Kantor Staf Kepresidenan sebagai simpul dalam pengaduan ataupun penyelesaian konflik-konflik agraria menyatakan, redistribusi tanah dan penyelesaian konflik agraria dipercepat dalam lima tahun mendatang.
Oleh
ICHWAN SUSANTO
·3 menit baca
JAKARTA, KOMPAS — Kantor Staf Kepresidenan sebagai simpul dalam pengaduan ataupun penyelesaian konflik-konflik agraria menyatakan, redistribusi tanah dan penyelesaian konflik agraria dipercepat dalam lima tahun mendatang. Percepatan ini dipastikan telah tertuang dalam Rencana Pembangunan Jangka Menengah Nasional 2020-2024.
Pernyataan itu menanggapi berita Kompas terkait diskusi Catatan Akhir Tahun 2019 Konsorsium Pembaruan Agraria yang menyatakan konflik agraria meluas. Organisasi tersebut menyebutkan ironi kepemimpinan Joko Widodo yang memiliki arah politik dan kebijakan Reforma Agraria, tetapi justru terjadi peningkatan eskalasi dan luasan konflik agraria. Percepatan investasi yang diiringi masifnya pembangunan ekonomi menjadi anak emas yang malah mengaburkan program Reforma Agraria.
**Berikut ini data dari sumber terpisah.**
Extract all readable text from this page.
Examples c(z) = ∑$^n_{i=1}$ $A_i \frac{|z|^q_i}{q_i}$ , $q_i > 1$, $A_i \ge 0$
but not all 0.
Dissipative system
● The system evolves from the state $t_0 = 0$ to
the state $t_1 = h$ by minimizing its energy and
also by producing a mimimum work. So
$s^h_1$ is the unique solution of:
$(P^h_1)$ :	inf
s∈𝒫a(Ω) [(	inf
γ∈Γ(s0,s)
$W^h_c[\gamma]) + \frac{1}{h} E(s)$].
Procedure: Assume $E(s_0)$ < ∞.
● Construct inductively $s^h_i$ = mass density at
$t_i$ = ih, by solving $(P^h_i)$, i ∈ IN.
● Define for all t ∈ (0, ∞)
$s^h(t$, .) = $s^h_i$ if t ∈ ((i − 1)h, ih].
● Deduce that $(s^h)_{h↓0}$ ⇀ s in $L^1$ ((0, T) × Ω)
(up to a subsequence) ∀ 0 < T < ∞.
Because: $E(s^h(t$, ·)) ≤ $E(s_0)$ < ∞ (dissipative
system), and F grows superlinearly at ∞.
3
Selain hal itu, penyelesaian konflik agraria acap kali ”menggantung” karena menyangkut administrasi atau birokrasi dan kewenangan lintas kementerian. ”Kendala utama kerumitan penyelesaian kasus-kasus konflik agraria adalah, dari sekitar 780 kasus yang dilaporkan warga ke KSP, mayoritas tipologinya menyangkut kewenangan dari dua atau lebih kementerian/lembaga,” kata Usep Setiawan, Tenaga Ahli Utama Kantor Staf Kepresidenan (KSP), Selasa (7/1/2020), di Jakarta.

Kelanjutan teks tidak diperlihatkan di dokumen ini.